L’engin à rotors, un des modèles de loisirs les plus vendus au monde, amorce une descente par palier en quelques secondes et s’immobilise au sol. Il vient d’être neutralisé par brouillage grâce à deux antennes à micro-ondes montées…sur un fusil. Cette arme anti-drone d’une portée de 300 mètres fait partie du projet Boreades, l’un des trois dossiers sélectionnés par le SGDSN afin de lutter contre l’utilisation malveillante des drones dans l’espace public avec en toile de fond un risque terroriste.

 

Retour à l’automne 2014. Les survols de drones au-dessus de Paris et d’autres sites sensibles partout en France se multiplient de jour comme de nuit.

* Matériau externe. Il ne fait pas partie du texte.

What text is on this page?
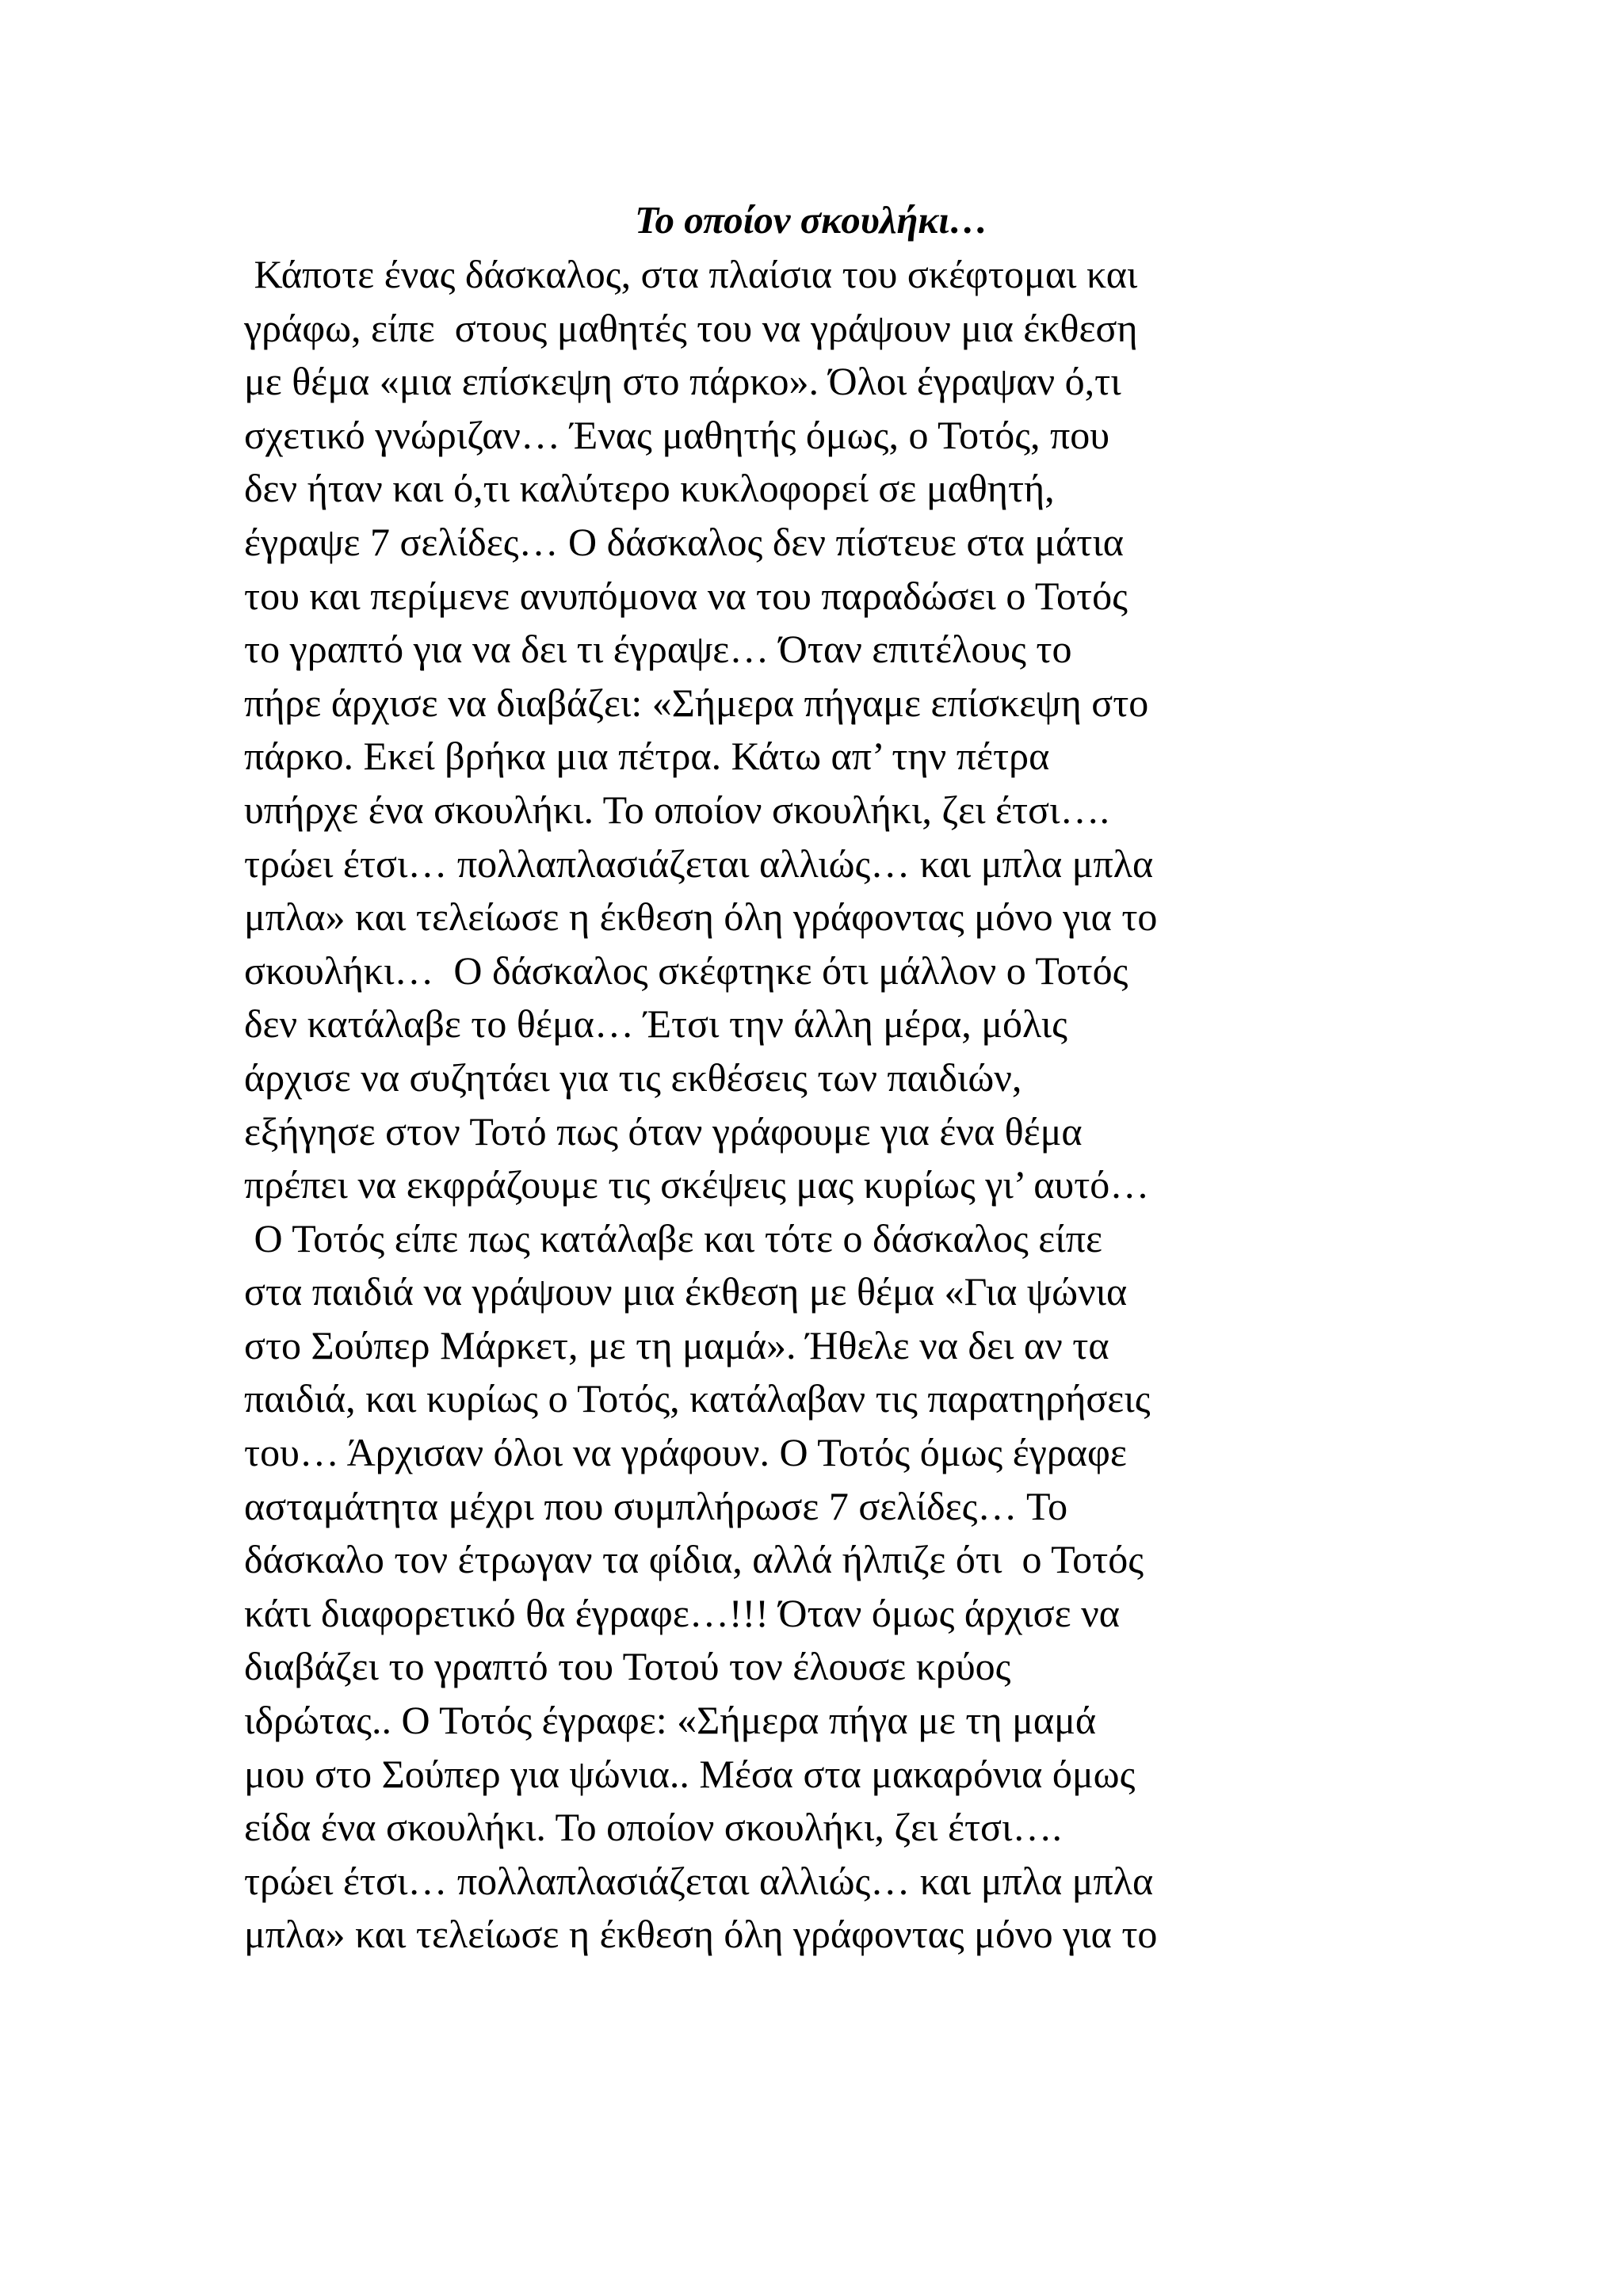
Το οποίον σκουλήκι…
Κάποτε ένας δάσκαλος, στα πλαίσια του σκέφτομαι και
γράφω, είπε  στους μαθητές του να γράψουν μια έκθεση
με θέμα «μια επίσκεψη στο πάρκο». Όλοι έγραψαν ό,τι
σχετικό γνώριζαν… Ένας μαθητής όμως, ο Τοτός, που
δεν ήταν και ό,τι καλύτερο κυκλοφορεί σε μαθητή,
έγραψε 7 σελίδες… Ο δάσκαλος δεν πίστευε στα μάτια
του και περίμενε ανυπόμονα να του παραδώσει ο Τοτός
το γραπτό για να δει τι έγραψε… Όταν επιτέλους το
πήρε άρχισε να διαβάζει: «Σήμερα πήγαμε επίσκεψη στο
πάρκο. Εκεί βρήκα μια πέτρα. Κάτω απ’ την πέτρα
υπήρχε ένα σκουλήκι. Το οποίον σκουλήκι, ζει έτσι….
τρώει έτσι… πολλαπλασιάζεται αλλιώς… και μπλα μπλα
μπλα» και τελείωσε η έκθεση όλη γράφοντας μόνο για το
σκουλήκι…  Ο δάσκαλος σκέφτηκε ότι μάλλον ο Τοτός
δεν κατάλαβε το θέμα… Έτσι την άλλη μέρα, μόλις
άρχισε να συζητάει για τις εκθέσεις των παιδιών,
εξήγησε στον Τοτό πως όταν γράφουμε για ένα θέμα
πρέπει να εκφράζουμε τις σκέψεις μας κυρίως γι’ αυτό…
Ο Τοτός είπε πως κατάλαβε και τότε ο δάσκαλος είπε
στα παιδιά να γράψουν μια έκθεση με θέμα «Για ψώνια
στο Σούπερ Μάρκετ, με τη μαμά». Ήθελε να δει αν τα
παιδιά, και κυρίως ο Τοτός, κατάλαβαν τις παρατηρήσεις
του… Άρχισαν όλοι να γράφουν. Ο Τοτός όμως έγραφε
ασταμάτητα μέχρι που συμπλήρωσε 7 σελίδες… Το
δάσκαλο τον έτρωγαν τα φίδια, αλλά ήλπιζε ότι  ο Τοτός
κάτι διαφορετικό θα έγραφε…!!! Όταν όμως άρχισε να
διαβάζει το γραπτό του Τοτού τον έλουσε κρύος
ιδρώτας.. Ο Τοτός έγραφε: «Σήμερα πήγα με τη μαμά
μου στο Σούπερ για ψώνια.. Μέσα στα μακαρόνια όμως
είδα ένα σκουλήκι. Το οποίον σκουλήκι, ζει έτσι….
τρώει έτσι… πολλαπλασιάζεται αλλιώς… και μπλα μπλα
μπλα» και τελείωσε η έκθεση όλη γράφοντας μόνο για το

Echaudé par ces intrusions, Matignon charge son bras armé technologique, le SGDSN, de la mission de développer une réponse adaptée 100% française à travers un appel d’offres express. En tout 24 dossiers sont déposés, seuls trois sont retenus en avril 2015 (voir encadré). Ces consortiums d’industriels de la défense, de PME innovantes et d’organismes publics ont alors 18 mois pour mettre au point un démonstrateur efficace.

 

Un arsenal juridique comme technologique

 

Dans l’intervalle, c’est l’arsenal juridique qui est renforcé avec la loi du 24 octobre dernier qui encadre encore plus les pilotes amateurs comme professionnels et durcit les sanctions pénales contre les contrevenants. Reste à pouvoir les identifier, les intercepter, voire détruire leurs aéronefs.

 

Rendez-vous est donc pris pour des tests fin 2016. Le vent est suffisamment léger ce vendredi matin sur la base aérienne 107 de Villacoublay pour ne pas perturber les radars mobiles disposés sur la piste. Environ 250 personnes – représentants des ministères, industriels et délégations étrangères - guettent le décollage d’un drone prêté par la SNCF et qui servira de cible du jour. Les projets Angelas, Boreades et Spid sont en démonstration en mode grandeur nature ...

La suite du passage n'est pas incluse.